Problems and changes necessary

A major problem in Brazilian politics is “horse-trading”, a term used to describe the fact that in the Brazilian parliament over 50% of the legislators have changed their parties more than once. This process tremendously complicates the task of passing crucial bills and retards the effectiveness of the law-making system in Brazil. Interestingly, in Brazil it is not the parties that command loyalty, but rather the home states and the cross-party sectoral lobbies. Most members of congress are not reelected for a second term due to their failure to cater to the needs of regional politics. Thus, the lawmakers primary concern is getting a larger share of the total "Federal Pie" to their home state. The power of regional politics was recently seen when the governor of Minas Gerais, a prosperous state next to Rio de Janeiro, defaulted on its domestic obligations. Thus, the first key reform required in Brazilian politics is to better define the power of regional politics. In this regard various bills have been passed (e.g., Fiscal Responsibility Bill discussed previously) and some are currently pending in the Senate.

The second problem in the Brazilian political system is the disproportionately large weights given to states with small populations[4]. Consequently, in southern states like São Paulo, there is one congressman for approximately 300,000 voters, whereas in Acre there is one for every 40,000 voters. The southern population tends to be generally more "progressive" and reform minded. The northern and northeastern population is more rural and controlled by "pseudo-feudalistic" landlords, who use the political power from the faulty electoral system to bargain favors with the federal government. When this aspect is combined with the disproportional weights given to the economically lesser developed and rural states, a tremendous barrier is created for reforms and reform minded politicians. Sentiments of Brazilian leaders suggest that the education of the Brazilian population is key to alleviating political ills and increasing democratic benefits. In this regard, successive governments have tried to increase the quality and quantity of education in Brazil, and statistics show progress but not enough. Hence, as long as the general population is poorly educated, the tension between the reformists and the conservatives will mar Brazilian politics and could contribute to the cost of doing business in Brazil.

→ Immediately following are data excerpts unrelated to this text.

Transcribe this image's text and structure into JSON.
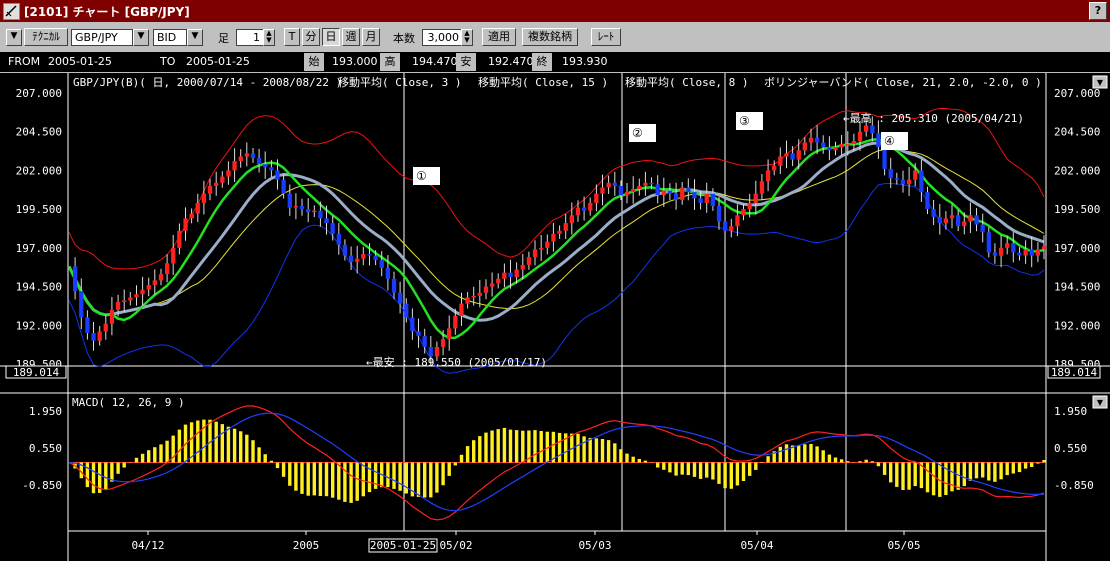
{
  "window": {
    "title": "[2101] チャート [GBP/JPY]",
    "help_label": "?"
  },
  "toolbar": {
    "technical_label": "ﾃｸﾆｶﾙ",
    "symbol": "GBP/JPY",
    "price_type": "BID",
    "interval_label": "足",
    "interval_value": "1",
    "period_t": "T",
    "period_min": "分",
    "period_day": "日",
    "period_week": "週",
    "period_month": "月",
    "count_label": "本数",
    "count_value": "3,000",
    "apply_label": "適用",
    "multi_symbol_label": "複数銘柄",
    "rate_label": "ﾚｰﾄ"
  },
  "info": {
    "from_label": "FROM",
    "from_date": "2005-01-25",
    "to_label": "TO",
    "to_date": "2005-01-25",
    "open_label": "始",
    "open": "193.000",
    "high_label": "高",
    "high": "194.470",
    "low_label": "安",
    "low": "192.470",
    "close_label": "終",
    "close": "193.930"
  },
  "main_chart": {
    "header": "GBP/JPY(B)( 日, 2000/07/14 - 2008/08/22 )",
    "indicator_labels": [
      "移動平均( Close, 3 )",
      "移動平均( Close, 15 )",
      "移動平均( Close, 8 )",
      "ボリンジャーバンド( Close, 21, 2.0, -2.0, 0 )"
    ],
    "y_ticks": [
      "207.000",
      "204.500",
      "202.000",
      "199.500",
      "197.000",
      "194.500",
      "192.000",
      "189.500"
    ],
    "y_tick_values": [
      207,
      204.5,
      202,
      199.5,
      197,
      194.5,
      192,
      189.5
    ],
    "crosshair_value": "189.014",
    "markers": [
      "①",
      "②",
      "③",
      "④"
    ],
    "high_annotation": "←最高 : 205.310 (2005/04/21)",
    "low_annotation": "←最安 : 189.550 (2005/01/17)"
  },
  "macd_chart": {
    "header": "MACD( 12, 26, 9 )",
    "y_ticks": [
      "1.950",
      "0.550",
      "-0.850"
    ],
    "y_tick_values": [
      1.95,
      0.55,
      -0.85
    ]
  },
  "x_axis": {
    "labels": [
      "04/12",
      "2005",
      "05/02",
      "05/03",
      "05/04",
      "05/05"
    ],
    "cursor_label": "2005-01-25"
  },
  "chart_data": {
    "type": "candlestick",
    "title": "GBP/JPY(B)( 日, 2000/07/14 - 2008/08/22 )",
    "ylim": [
      189.0,
      208.0
    ],
    "closes": [
      195.8,
      194.2,
      192.5,
      191.5,
      191.0,
      191.6,
      192.1,
      193.0,
      193.5,
      193.6,
      193.8,
      194.0,
      194.3,
      194.6,
      194.9,
      195.3,
      196.0,
      197.0,
      198.1,
      198.9,
      199.2,
      199.9,
      200.5,
      201.0,
      201.2,
      201.6,
      202.0,
      202.6,
      202.9,
      203.1,
      202.8,
      202.4,
      202.2,
      202.0,
      201.4,
      200.5,
      199.6,
      199.7,
      199.5,
      199.3,
      199.4,
      198.9,
      198.6,
      197.9,
      197.2,
      196.5,
      196.1,
      196.3,
      196.6,
      196.5,
      196.2,
      195.7,
      195.0,
      194.1,
      193.4,
      192.5,
      191.6,
      191.3,
      190.6,
      190.0,
      190.6,
      191.1,
      191.8,
      192.6,
      193.4,
      193.8,
      193.9,
      194.1,
      194.5,
      194.7,
      195.0,
      195.4,
      195.1,
      195.6,
      195.9,
      196.4,
      196.9,
      197.0,
      197.4,
      197.9,
      198.1,
      198.6,
      199.1,
      199.6,
      199.4,
      199.9,
      200.5,
      200.9,
      201.2,
      201.0,
      200.4,
      200.6,
      200.8,
      201.0,
      201.2,
      201.1,
      200.4,
      200.7,
      200.5,
      200.1,
      200.9,
      200.6,
      200.2,
      199.9,
      200.5,
      199.7,
      198.7,
      198.1,
      198.4,
      199.1,
      199.5,
      199.9,
      200.5,
      201.3,
      202.0,
      202.3,
      202.9,
      203.1,
      202.7,
      203.3,
      203.8,
      204.1,
      203.8,
      203.5,
      203.3,
      203.5,
      203.7,
      203.7,
      203.9,
      204.5,
      204.9,
      204.4,
      203.5,
      202.1,
      201.5,
      201.4,
      201.1,
      201.4,
      202.0,
      200.6,
      199.5,
      199.0,
      198.6,
      198.9,
      199.1,
      198.4,
      198.7,
      199.1,
      198.5,
      198.0,
      196.7,
      196.5,
      197.0,
      197.3,
      196.7,
      196.5,
      196.9,
      196.5,
      196.9,
      197.1
    ]
  }
}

Another issue in Brazilian politics is related to government workers. Many Brazilian states use over 90% of their budget to pay their employees. Guaranteed employment “clauses” have made it impossible for states to fire their workers. Another more subtle reason was discovered during the meetings in Brazil. The government employees act as important vote banks and support pillars for the local politician who often depends on them for his political success. He is therefore unable / unwilling to lay off these employees. This problem is also being aggressively addressed by the passage of the fiscal responsibility bill that gives governors the power to downsize the employment in the public sector.

Additionally, Brazil is probably the only country in the world to combine a proportional representation system with an open list. Thus, voters vote for parties without the candidates being formally announced. This strongly weakens the party system as many candidates within a party stand against each other. In order to correct this and various other flaws in the political system that weaken the party structure, a bill was recently proposed in congress. This bill not only proposed a mixed electoral system, but also had clauses reforming the campaign process including requiring the legislators to vote along with the party whip. Even though this bill did not pass in its entirety, the public in Brazil has become more sensitive to such issues and a precedent has been set for other bills aiming to reform the political system in Brazil.